Chapter 1 Introduction

The bioinformatics community increasingly relies on ‘workflow’ frameworks to manage large and complex biomedical data (Köster and Rahmann, 2012; Di Tommaso et al., 2017). One solution facilitating portable, reproducible, and scalable workflows across a variety of software and hardware environments is the Common Workflow Language (CWL) (Amstutz et al., 2016).

“The Common Workflow Language (CWL) is a specification for describing analysis workflows and tools in a way that makes them portable and scalable across a variety of software and hardware environments, from workstations to cluster, cloud, and high performance computing (HPC) environments.”

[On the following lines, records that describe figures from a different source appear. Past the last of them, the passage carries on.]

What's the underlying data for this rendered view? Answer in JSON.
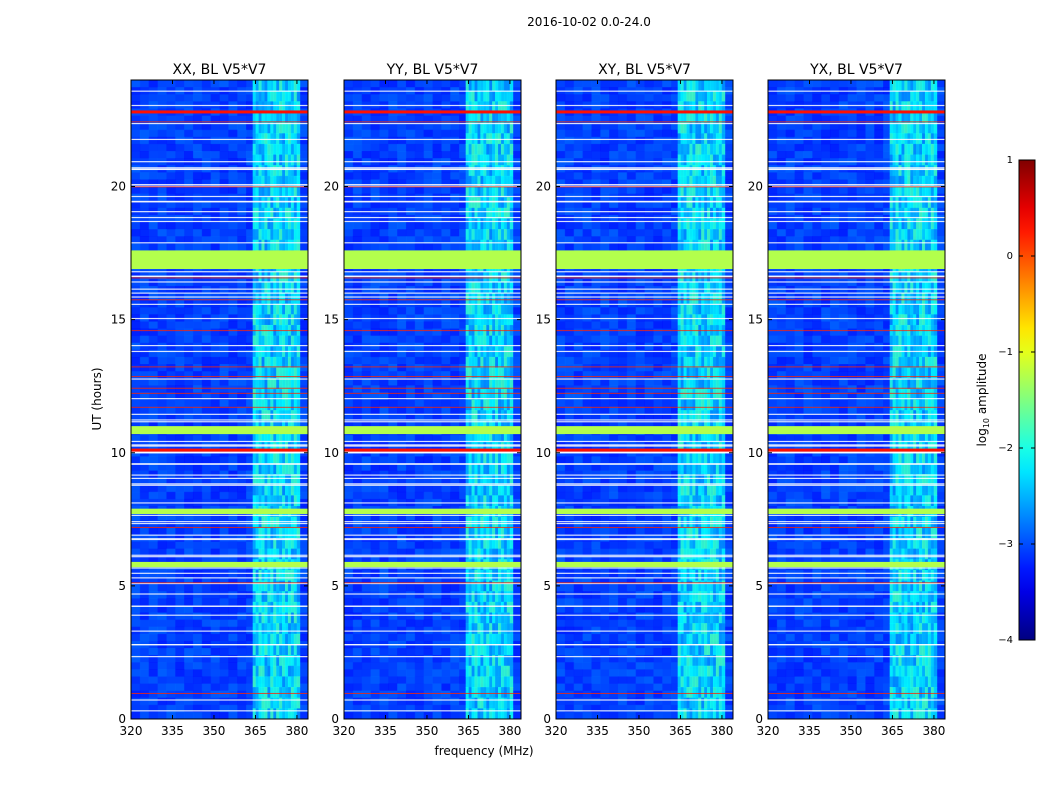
{
  "chart_data": {
    "type": "heatmap",
    "suptitle": "2016-10-02 0.0-24.0",
    "xlabel": "frequency (MHz)",
    "ylabel": "UT (hours)",
    "xlim": [
      320,
      384
    ],
    "ylim": [
      0,
      24
    ],
    "xticks": [
      320,
      335,
      350,
      365,
      380
    ],
    "yticks": [
      0,
      5,
      10,
      15,
      20
    ],
    "panels": [
      {
        "title": "XX, BL V5*V7"
      },
      {
        "title": "YY, BL V5*V7"
      },
      {
        "title": "XY, BL V5*V7"
      },
      {
        "title": "YX, BL V5*V7"
      }
    ],
    "colorbar": {
      "label": "log10 amplitude",
      "label_base": "log",
      "label_sub": "10",
      "label_rest": " amplitude",
      "range": [
        -4,
        1
      ],
      "ticks": [
        1,
        0,
        -1,
        -2,
        -3,
        -4
      ],
      "tick_labels": [
        "1",
        "0",
        "−1",
        "−2",
        "−3",
        "−4"
      ],
      "colormap": "jet"
    },
    "rfi_band_mhz": [
      364,
      381
    ],
    "flagged_blocks_hours": [
      [
        16.9,
        17.6
      ],
      [
        10.7,
        11.0
      ],
      [
        5.7,
        5.9
      ],
      [
        7.7,
        7.9
      ]
    ],
    "strong_rfi_lines_hours": [
      22.8,
      10.1
    ]
  }
}
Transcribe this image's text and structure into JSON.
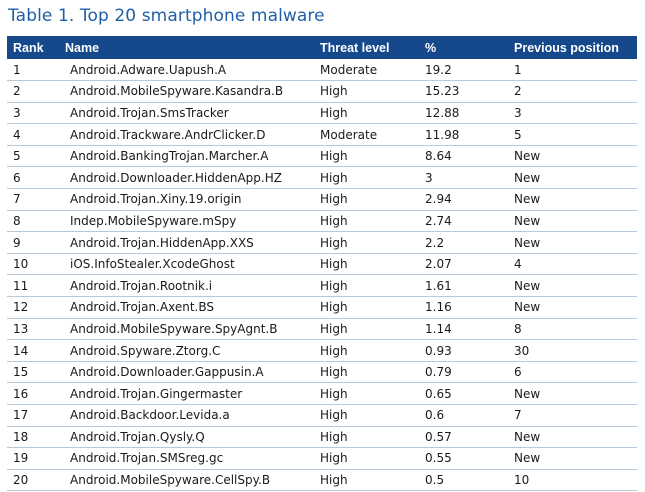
{
  "title": "Table 1. Top 20 smartphone malware",
  "table": {
    "headers": {
      "rank": "Rank",
      "name": "Name",
      "level": "Threat level",
      "pct": "%",
      "prev": "Previous position"
    },
    "rows": [
      {
        "rank": "1",
        "name": "Android.Adware.Uapush.A",
        "level": "Moderate",
        "pct": "19.2",
        "prev": "1"
      },
      {
        "rank": "2",
        "name": "Android.MobileSpyware.Kasandra.B",
        "level": "High",
        "pct": "15.23",
        "prev": "2"
      },
      {
        "rank": "3",
        "name": "Android.Trojan.SmsTracker",
        "level": "High",
        "pct": "12.88",
        "prev": "3"
      },
      {
        "rank": "4",
        "name": "Android.Trackware.AndrClicker.D",
        "level": "Moderate",
        "pct": "11.98",
        "prev": "5"
      },
      {
        "rank": "5",
        "name": "Android.BankingTrojan.Marcher.A",
        "level": "High",
        "pct": "8.64",
        "prev": "New"
      },
      {
        "rank": "6",
        "name": "Android.Downloader.HiddenApp.HZ",
        "level": "High",
        "pct": "3",
        "prev": "New"
      },
      {
        "rank": "7",
        "name": "Android.Trojan.Xiny.19.origin",
        "level": "High",
        "pct": "2.94",
        "prev": "New"
      },
      {
        "rank": "8",
        "name": "Indep.MobileSpyware.mSpy",
        "level": "High",
        "pct": "2.74",
        "prev": "New"
      },
      {
        "rank": "9",
        "name": "Android.Trojan.HiddenApp.XXS",
        "level": "High",
        "pct": "2.2",
        "prev": "New"
      },
      {
        "rank": "10",
        "name": "iOS.InfoStealer.XcodeGhost",
        "level": "High",
        "pct": "2.07",
        "prev": "4"
      },
      {
        "rank": "11",
        "name": "Android.Trojan.Rootnik.i",
        "level": "High",
        "pct": "1.61",
        "prev": "New"
      },
      {
        "rank": "12",
        "name": "Android.Trojan.Axent.BS",
        "level": "High",
        "pct": "1.16",
        "prev": "New"
      },
      {
        "rank": "13",
        "name": "Android.MobileSpyware.SpyAgnt.B",
        "level": "High",
        "pct": "1.14",
        "prev": "8"
      },
      {
        "rank": "14",
        "name": "Android.Spyware.Ztorg.C",
        "level": "High",
        "pct": "0.93",
        "prev": "30"
      },
      {
        "rank": "15",
        "name": "Android.Downloader.Gappusin.A",
        "level": "High",
        "pct": "0.79",
        "prev": "6"
      },
      {
        "rank": "16",
        "name": "Android.Trojan.Gingermaster",
        "level": "High",
        "pct": "0.65",
        "prev": "New"
      },
      {
        "rank": "17",
        "name": "Android.Backdoor.Levida.a",
        "level": "High",
        "pct": "0.6",
        "prev": "7"
      },
      {
        "rank": "18",
        "name": "Android.Trojan.Qysly.Q",
        "level": "High",
        "pct": "0.57",
        "prev": "New"
      },
      {
        "rank": "19",
        "name": "Android.Trojan.SMSreg.gc",
        "level": "High",
        "pct": "0.55",
        "prev": "New"
      },
      {
        "rank": "20",
        "name": "Android.MobileSpyware.CellSpy.B",
        "level": "High",
        "pct": "0.5",
        "prev": "10"
      }
    ]
  },
  "colors": {
    "title": "#1f5fa8",
    "header_bg": "#15498c",
    "header_text": "#ffffff",
    "row_divider": "#b9c9dc"
  }
}
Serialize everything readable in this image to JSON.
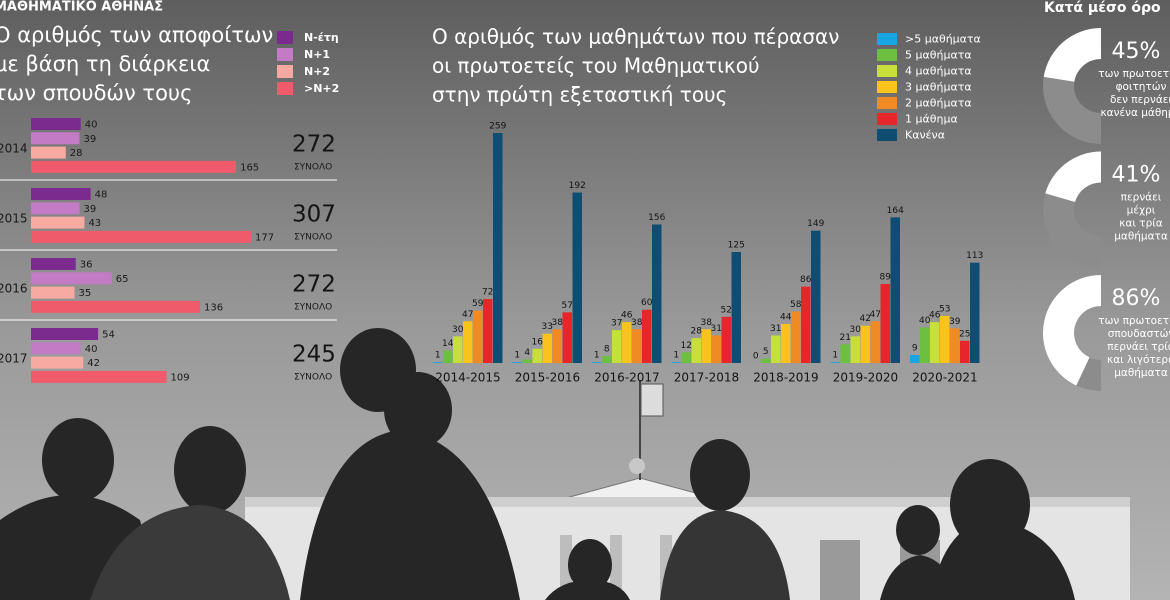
{
  "header": "ΜΑΘΗΜΑΤΙΚΟ ΑΘΗΝΑΣ",
  "chart_data": [
    {
      "type": "bar",
      "orientation": "horizontal",
      "title": [
        "Ο αριθμός των αποφοίτων",
        "με βάση τη διάρκεια",
        "των σπουδών τους"
      ],
      "categories": [
        "2014",
        "2015",
        "2016",
        "2017"
      ],
      "series": [
        {
          "name": "N-έτη",
          "color": "#7b2a8e",
          "values": [
            40,
            48,
            36,
            54
          ]
        },
        {
          "name": "N+1",
          "color": "#c27bc4",
          "values": [
            39,
            39,
            65,
            40
          ]
        },
        {
          "name": "N+2",
          "color": "#f6aaa2",
          "values": [
            28,
            43,
            35,
            42
          ]
        },
        {
          "name": ">N+2",
          "color": "#f05b6b",
          "values": [
            165,
            177,
            136,
            109
          ]
        }
      ],
      "totals": [
        272,
        307,
        272,
        245
      ],
      "total_label": "ΣΥΝΟΛΟ"
    },
    {
      "type": "bar",
      "orientation": "vertical",
      "title": [
        "Ο αριθμός των μαθημάτων που πέρασαν",
        "οι πρωτοετείς του Μαθηματικού",
        "στην πρώτη εξεταστική τους"
      ],
      "categories": [
        "2014-2015",
        "2015-2016",
        "2016-2017",
        "2017-2018",
        "2018-2019",
        "2019-2020",
        "2020-2021"
      ],
      "series": [
        {
          "name": ">5 μαθήματα",
          "color": "#19a4e2",
          "values": [
            1,
            1,
            1,
            1,
            0,
            1,
            9
          ]
        },
        {
          "name": "5 μαθήματα",
          "color": "#6dbf3f",
          "values": [
            14,
            4,
            8,
            12,
            5,
            21,
            40
          ]
        },
        {
          "name": "4 μαθήματα",
          "color": "#c8de3a",
          "values": [
            30,
            16,
            37,
            28,
            31,
            30,
            46
          ]
        },
        {
          "name": "3 μαθήματα",
          "color": "#f8c31b",
          "values": [
            47,
            33,
            46,
            38,
            44,
            42,
            53
          ]
        },
        {
          "name": "2 μαθήματα",
          "color": "#f08a25",
          "values": [
            59,
            38,
            38,
            31,
            58,
            47,
            39
          ]
        },
        {
          "name": "1 μάθημα",
          "color": "#e6262b",
          "values": [
            72,
            57,
            60,
            52,
            86,
            89,
            25
          ]
        },
        {
          "name": "Κανένα",
          "color": "#0f4e72",
          "values": [
            259,
            192,
            156,
            125,
            149,
            164,
            113
          ]
        }
      ]
    },
    {
      "type": "donut",
      "title": "Κατά μέσο όρο",
      "values": [
        45,
        41,
        86
      ],
      "value_labels": [
        "45%",
        "41%",
        "86%"
      ],
      "descriptions": [
        [
          "των πρωτοετών",
          "φοιτητών",
          "δεν περνάει",
          "κανένα μάθημα"
        ],
        [
          "περνάει",
          "μέχρι",
          "και τρία",
          "μαθήματα"
        ],
        [
          "των πρωτοετών",
          "σπουδαστών",
          "περνάει τρία",
          "και λιγότερα",
          "μαθήματα"
        ]
      ],
      "color": "#ffffff",
      "rest_color": "#8c8c8c"
    }
  ]
}
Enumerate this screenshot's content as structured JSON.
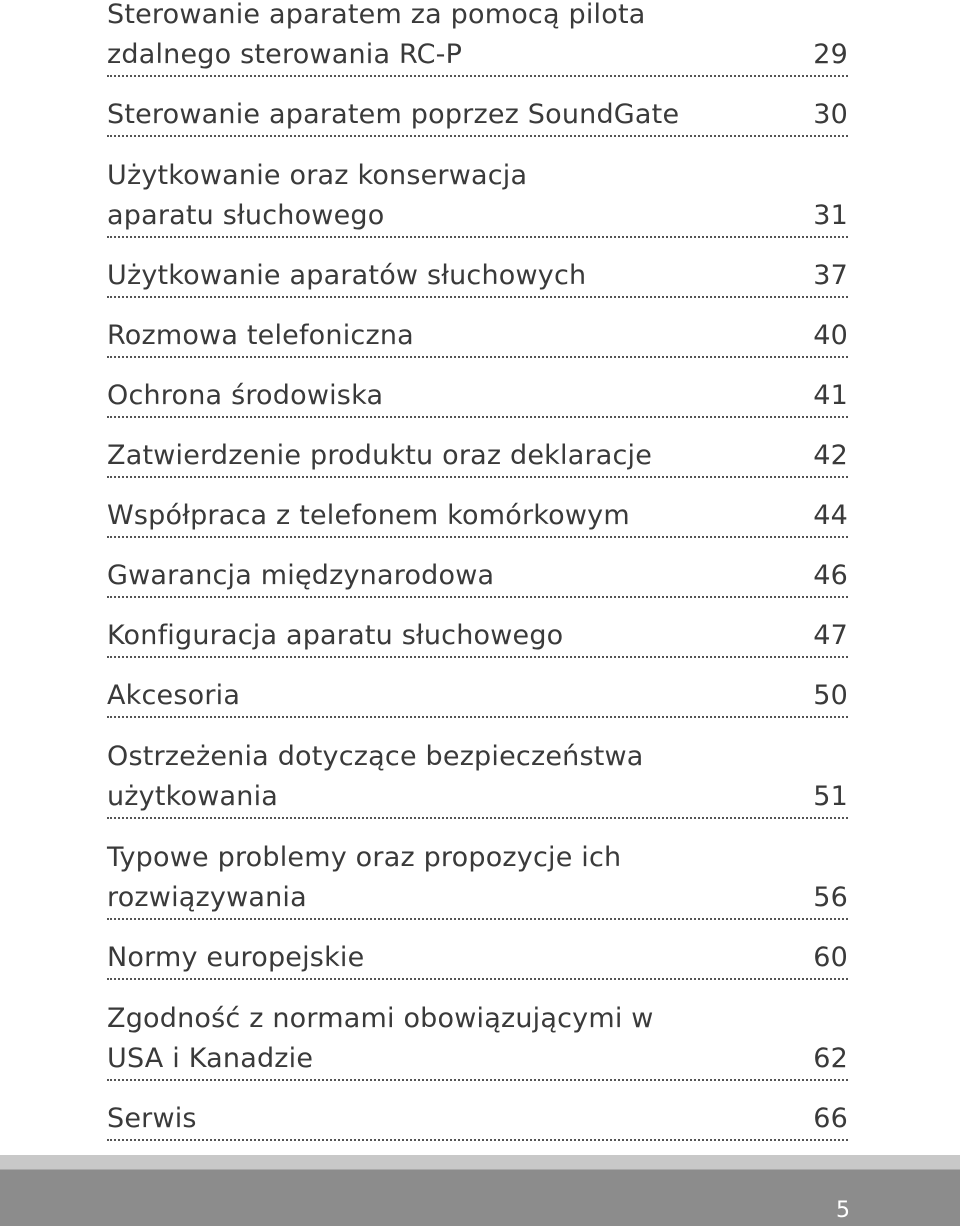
{
  "toc": {
    "entries": [
      {
        "lines": [
          "Sterowanie aparatem za pomocą pilota",
          "zdalnego sterowania RC-P"
        ],
        "page": 29
      },
      {
        "lines": [
          "Sterowanie aparatem poprzez SoundGate"
        ],
        "page": 30
      },
      {
        "lines": [
          "Użytkowanie oraz konserwacja",
          "aparatu słuchowego"
        ],
        "page": 31
      },
      {
        "lines": [
          "Użytkowanie aparatów słuchowych"
        ],
        "page": 37
      },
      {
        "lines": [
          "Rozmowa telefoniczna"
        ],
        "page": 40
      },
      {
        "lines": [
          "Ochrona środowiska"
        ],
        "page": 41
      },
      {
        "lines": [
          "Zatwierdzenie produktu oraz deklaracje"
        ],
        "page": 42
      },
      {
        "lines": [
          "Współpraca z telefonem komórkowym"
        ],
        "page": 44
      },
      {
        "lines": [
          "Gwarancja międzynarodowa"
        ],
        "page": 46
      },
      {
        "lines": [
          "Konfiguracja aparatu słuchowego"
        ],
        "page": 47
      },
      {
        "lines": [
          "Akcesoria"
        ],
        "page": 50
      },
      {
        "lines": [
          "Ostrzeżenia dotyczące bezpieczeństwa",
          "użytkowania"
        ],
        "page": 51
      },
      {
        "lines": [
          "Typowe problemy oraz propozycje ich",
          "rozwiązywania"
        ],
        "page": 56
      },
      {
        "lines": [
          "Normy europejskie"
        ],
        "page": 60
      },
      {
        "lines": [
          "Zgodność z normami obowiązującymi w",
          "USA i Kanadzie"
        ],
        "page": 62
      },
      {
        "lines": [
          "Serwis"
        ],
        "page": 66
      }
    ]
  },
  "footer": {
    "page_number": 5
  }
}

The CWL has been widely adopted by large biomedical projects such as The Cancer Genome Atlas (TCGA) (Weinstein et al., 2013) and Galaxy (Afgan et al., 2018). However, as a domain-specific language, the implementation of CWL requires a level of expertise that is often beyond the capabilities of wet-lab researchers and even skilled data scientists. In addition, the impact of CWL pipelines is weakened by poor integration with downstream statistical analysis tools such as R and Bioconductor (Huber et al., 2015; Amezquita et al., 2020).

In this book, we introduce a Bioconductor toolchain for use and development of reproducible bioinformatics pipelines in CWL using Rcwl and RcwlPipelines. Rcwl provides a familiar R interface to, and expands the scope of, CWL.

Rcwl enables best practices and standardized data flow between different tools, and promotes modularization for easy sharing of established pipelines or critical steps. RcwlPipelines is a collection of commonly used bioinformatics tools and pipeline recipes based on Rcwl.RcwlPipelines develops a community-driven platform for open source, open development, and open review of best-practice CWL bioinformatics pipelines.

Rcwl and RcwlPipelines reduces the learning curve required to apply findable, accessible, interoperable, and reusable (FAIR) principles to the analysis of multi-omics biological experiments, and to promote community-wide sharing of cloud-ready bioinformatics workflows.